Vernazza explains further, expanding on the impact it has had on her life.

“The Navy was, and is, my life. It gave me opportunities, education, adventures, and friendships far beyond my dreams. I traveled around the world many times over and met many influential leaders who tried to make the world a better place,” Vernazza said. 

Vernazza entered the U.S. Naval Academy in 1986 when the female combat exclusion law was in full effect, preventing women from holding certain jobs or joining certain divisions like the submarines and Navy Seals. In addition to the female combat exclusion, Public Law 94-106 also capped the number of women accepted to the Academies at 10%, making women the minority in a predominantly male school. 

“The culture [at the Naval Academy] was very ‘survival of the fittest,’ attrition-based, and it didn’t support women,” Vernazza said. “The female combat exclusion law also didn’t help matters for fair opportunities to serve upon graduation.” 

This law is no longer in place, removing the cap on women’s acceptance. Today, women make up 25% on average at all the service academies, with the Coast Guard Academy having the highest percentage of 36%. 

Applications to the academies for women and men are the same, though the physical fitness test differs slightly. To apply to all but the Coast Guard Academy, one needs to pass a physical fitness test and medical exam and gain a congressional nomination on top of meeting the academic qualifications. The average dropout rate ranges anywhere from 15% to upwards of 30% depending on the year, making the service academies some of the most competitive schools in the country.

Heikki Laukkanen, a graduate from the Merchant Marine Academy, is currently serving in the Coast Guard as a reserve commander. He has served a total of 27 years.

“I’m not going to lie, it was not the best time for me. It was a challenging four years, but at the same time, it made me a better, stronger person. It made coping with life’s challenges afterward a lot easier because you’ve already faced significant challenges as a younger person, and you have leadership skills,” Laukkanen said.

The Merchant Marine Academy in King’s Point, New York, allows graduates to choose between any military branch or the Merchant Marines post-graduation. 

“Going to the Merchant Marine Academy, in particular, gives you so many career options; you’re not locked into one service,” Laukkanen said. “There are so many things you can do in the maritime field.”

When Laukkanen was in high school, he wanted to be a ship’s captain which helped him ultimately decided to attend the Merchant Marine Academy. 
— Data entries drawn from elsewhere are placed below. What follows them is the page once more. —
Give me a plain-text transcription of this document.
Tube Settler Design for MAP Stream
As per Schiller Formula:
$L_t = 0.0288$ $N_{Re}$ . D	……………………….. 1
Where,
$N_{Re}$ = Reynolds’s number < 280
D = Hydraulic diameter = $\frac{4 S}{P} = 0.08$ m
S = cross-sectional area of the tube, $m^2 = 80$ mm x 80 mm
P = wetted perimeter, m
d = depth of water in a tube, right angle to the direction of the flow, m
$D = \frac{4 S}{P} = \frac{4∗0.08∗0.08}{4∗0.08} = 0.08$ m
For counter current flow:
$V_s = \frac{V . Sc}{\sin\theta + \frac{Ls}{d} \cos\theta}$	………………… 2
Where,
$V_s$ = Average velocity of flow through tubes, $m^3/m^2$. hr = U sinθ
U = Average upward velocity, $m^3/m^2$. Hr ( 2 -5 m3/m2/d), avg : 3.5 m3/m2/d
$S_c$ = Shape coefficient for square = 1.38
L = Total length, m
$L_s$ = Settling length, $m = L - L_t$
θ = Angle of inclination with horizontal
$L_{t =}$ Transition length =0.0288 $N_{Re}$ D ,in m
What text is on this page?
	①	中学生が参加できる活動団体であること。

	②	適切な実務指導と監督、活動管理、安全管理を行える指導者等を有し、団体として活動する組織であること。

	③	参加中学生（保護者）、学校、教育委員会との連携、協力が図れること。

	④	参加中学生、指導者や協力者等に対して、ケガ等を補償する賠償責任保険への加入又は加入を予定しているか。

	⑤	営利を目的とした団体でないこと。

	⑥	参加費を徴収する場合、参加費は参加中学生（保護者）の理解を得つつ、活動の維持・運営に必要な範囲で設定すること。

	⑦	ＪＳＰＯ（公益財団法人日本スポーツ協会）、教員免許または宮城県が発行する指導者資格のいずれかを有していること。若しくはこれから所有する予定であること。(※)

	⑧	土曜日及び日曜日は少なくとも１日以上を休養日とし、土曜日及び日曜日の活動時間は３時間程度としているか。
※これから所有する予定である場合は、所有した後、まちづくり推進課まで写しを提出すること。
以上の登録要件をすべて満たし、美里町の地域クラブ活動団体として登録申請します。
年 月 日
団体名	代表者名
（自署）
“It’s specifically designed to teach deck officers and if you want to be the pilot of a ship, that is, you know, a round peg in a round hole. It’s very specialized for that deal,” Laukkanen said.

Pullquote Photo

Once I was in the military, I understood and learned what service meant and the honor to serve something greater than self. I feel very lucky to have had that opportunity.”

— Karin Vernazza

For both Leukkamen and Vernazza, the many months away from home and having to move every two to three years was difficult, but the ends ultimately justified the means. 

“It was amazing, but it had its challenging times too with excessive stress, deployments, and family separations,” Vernazza said. “My family and I didn’t mind moving so much and, towards the end, we actually looked forward to it. It was very difficult to be a mother and career naval officer, but I wouldn’t trade it for anything.”

Many of the future members of service academies look forward to accepting the challenging academic and physical environment that the academies provide.

One must be mentally and physically prepared to attend a service academy. It’s a job of immense risk, yet simultaneously, tremendous reward. Shuaib Khan, a senior, plans to apply to the Air Force Academy later this year. 

“I decided on the Air Force Academy because not only do I have a passion for serving my country, but I also have a passion for aviation and flying. The Air Force offers both of those for me,” Khan said. “I want to impact the world positively and make an immediate impact; it is my dream.”